HAFT is a High Availability and Fault Tolerant Framework for SolrCloud. The aim of the library is to provide HA and reliability features for SolrCloud. Everything in HAFT is organized as a FaultTolerant (FT) Action. An FT Action is anything that interacts with Zookeeper or SolrCloud and providing a high availability feature.
A few examples of FT Actions are
- Cloning SolrCloud Clusters & Collections
- Backup SolrCloud Index
- Backing up Zookeeper data
- Adding a Replica
- Replacing a Dead Node
- Adding nodes on the fly
For the initial release, we are open sourcing SolrCloud Collection Cloning, Backup and Zk Config Replication Actions. HAFT has been tested with SolrCloud 4.6.1. We are still working on SolrCloud 5.0 Compatibility
Building with Tests using Maven
cd solrcloud-haft/ mvn clean && mvn install -Pshade
Running an existing Cluster Backup Example
This assumes zk ensemble runs at 2181 and solrcloud runs at 8983.
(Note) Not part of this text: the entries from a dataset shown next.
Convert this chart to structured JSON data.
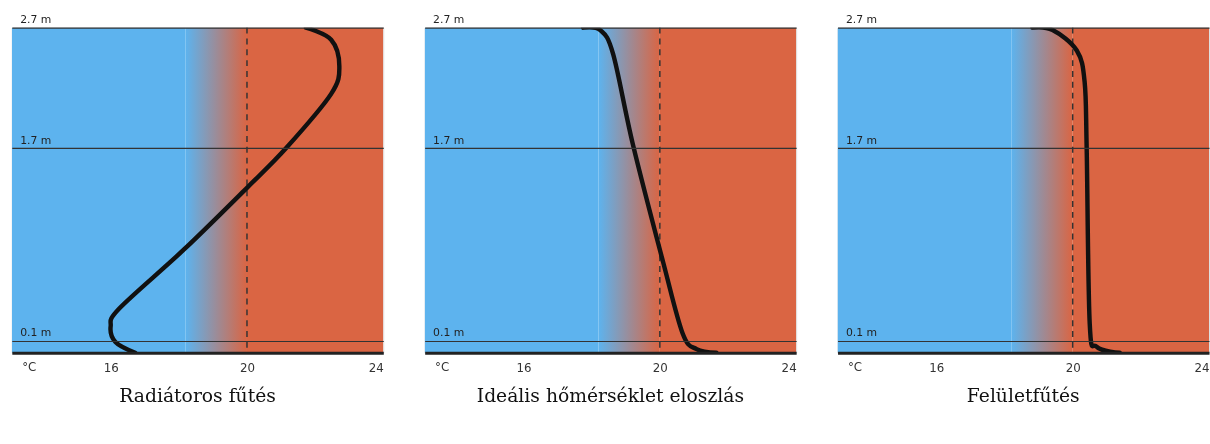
{
  "chart_data": [
    {
      "type": "line",
      "title": "Radiátoros fűtés",
      "xlabel": "°C",
      "xlim": [
        13.1,
        24
      ],
      "ylim": [
        0,
        2.7
      ],
      "xticks": [
        16,
        20,
        24
      ],
      "yticks": [
        {
          "value": 0.1,
          "label": "0.1 m"
        },
        {
          "value": 1.7,
          "label": "1.7 m"
        },
        {
          "value": 2.7,
          "label": "2.7 m"
        }
      ],
      "grid": "y",
      "bands": [
        {
          "axis": "x",
          "from": 13.1,
          "to": 18.2,
          "color": "#5db3ee"
        },
        {
          "axis": "x",
          "from": 18.2,
          "to": 20
        },
        {
          "axis": "x",
          "from": 20,
          "to": 24,
          "color": "#da6543"
        }
      ],
      "ref_lines": [
        {
          "axis": "x",
          "value": 20,
          "line_style": "dashed",
          "color": "#333333"
        }
      ],
      "series": [
        {
          "color": "#111111",
          "x": [
            21.73,
            22.47,
            22.71,
            22.47,
            21.15,
            20.0,
            18.16,
            16.26,
            16.0,
            16.14,
            16.72
          ],
          "values": [
            2.7,
            2.6,
            2.38,
            2.15,
            1.7,
            1.37,
            0.86,
            0.37,
            0.22,
            0.09,
            0
          ]
        }
      ]
    },
    {
      "type": "line",
      "title": "Ideális hőmérséklet eloszlás",
      "xlabel": "°C",
      "xlim": [
        13.1,
        24
      ],
      "ylim": [
        0,
        2.7
      ],
      "xticks": [
        16,
        20,
        24
      ],
      "yticks": [
        {
          "value": 0.1,
          "label": "0.1 m"
        },
        {
          "value": 1.7,
          "label": "1.7 m"
        },
        {
          "value": 2.7,
          "label": "2.7 m"
        }
      ],
      "grid": "y",
      "bands": [
        {
          "axis": "x",
          "from": 13.1,
          "to": 18.2,
          "color": "#5db3ee"
        },
        {
          "axis": "x",
          "from": 18.2,
          "to": 20
        },
        {
          "axis": "x",
          "from": 20,
          "to": 24,
          "color": "#da6543"
        }
      ],
      "ref_lines": [
        {
          "axis": "x",
          "value": 20,
          "line_style": "dashed",
          "color": "#333333"
        }
      ],
      "series": [
        {
          "color": "#111111",
          "x": [
            17.75,
            18.25,
            18.63,
            19.21,
            20.09,
            20.67,
            21.08,
            21.66
          ],
          "values": [
            2.7,
            2.68,
            2.48,
            1.73,
            0.76,
            0.16,
            0.03,
            0
          ]
        }
      ]
    },
    {
      "type": "line",
      "title": "Felületfűtés",
      "xlabel": "°C",
      "xlim": [
        13.1,
        24
      ],
      "ylim": [
        0,
        2.7
      ],
      "xticks": [
        16,
        20,
        24
      ],
      "yticks": [
        {
          "value": 0.1,
          "label": "0.1 m"
        },
        {
          "value": 1.7,
          "label": "1.7 m"
        },
        {
          "value": 2.7,
          "label": "2.7 m"
        }
      ],
      "grid": "y",
      "bands": [
        {
          "axis": "x",
          "from": 13.1,
          "to": 18.2,
          "color": "#5db3ee"
        },
        {
          "axis": "x",
          "from": 18.2,
          "to": 20
        },
        {
          "axis": "x",
          "from": 20,
          "to": 24,
          "color": "#da6543"
        }
      ],
      "ref_lines": [
        {
          "axis": "x",
          "value": 20,
          "line_style": "dashed",
          "color": "#333333"
        }
      ],
      "series": [
        {
          "color": "#111111",
          "x": [
            18.82,
            19.41,
            20.12,
            20.35,
            20.41,
            20.5,
            20.71,
            21.38
          ],
          "values": [
            2.7,
            2.68,
            2.51,
            2.25,
            1.7,
            0.24,
            0.05,
            0
          ]
        }
      ]
    }
  ]
}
HAFT uses private ips by default. If you are running haft inside your data center, it will work out of the box.
If you are running it in your local machine, you need to put your aws credentials under resources/aws_credentials.properties. HAFT will use that to map private ip to public host names using EC2 Api. We do not support google app engine just yet.
This example takes a source zk (from an ensemble) and destination zk host (from another ensemble) as parameter and clones all the collections from source to destination solrcloud cluster.
#Example 1: Clone all collections from source to destination (with the same collection names as the source). - cd solrcloud-haft/target/ - java -cp uber-solrcloud-haft-final.jar com.bloomreach.bstore.highavailability.clients.SolrCloudCrossClusterBackup \ <sourck-zk>:2181 <destinationzk>:2181
#Example 2: Clone all collections from source to destination (created with suffix "_collectionnew"). - cd solrcloud-haft/target/ - java -cp uber-solrcloud-haft-final.jar com.bloomreach.bstore.highavailability.clients.SolrCloudCrossClusterBackupWithNewCollectionNames \ <sourck-zk>:2181 <destinationzk>:2181
Building Blocks of HAFT
- FaultTolerant Action A fault Tolerant Action that interacts with zookeeper/solrcloud cluster to perform a high available action.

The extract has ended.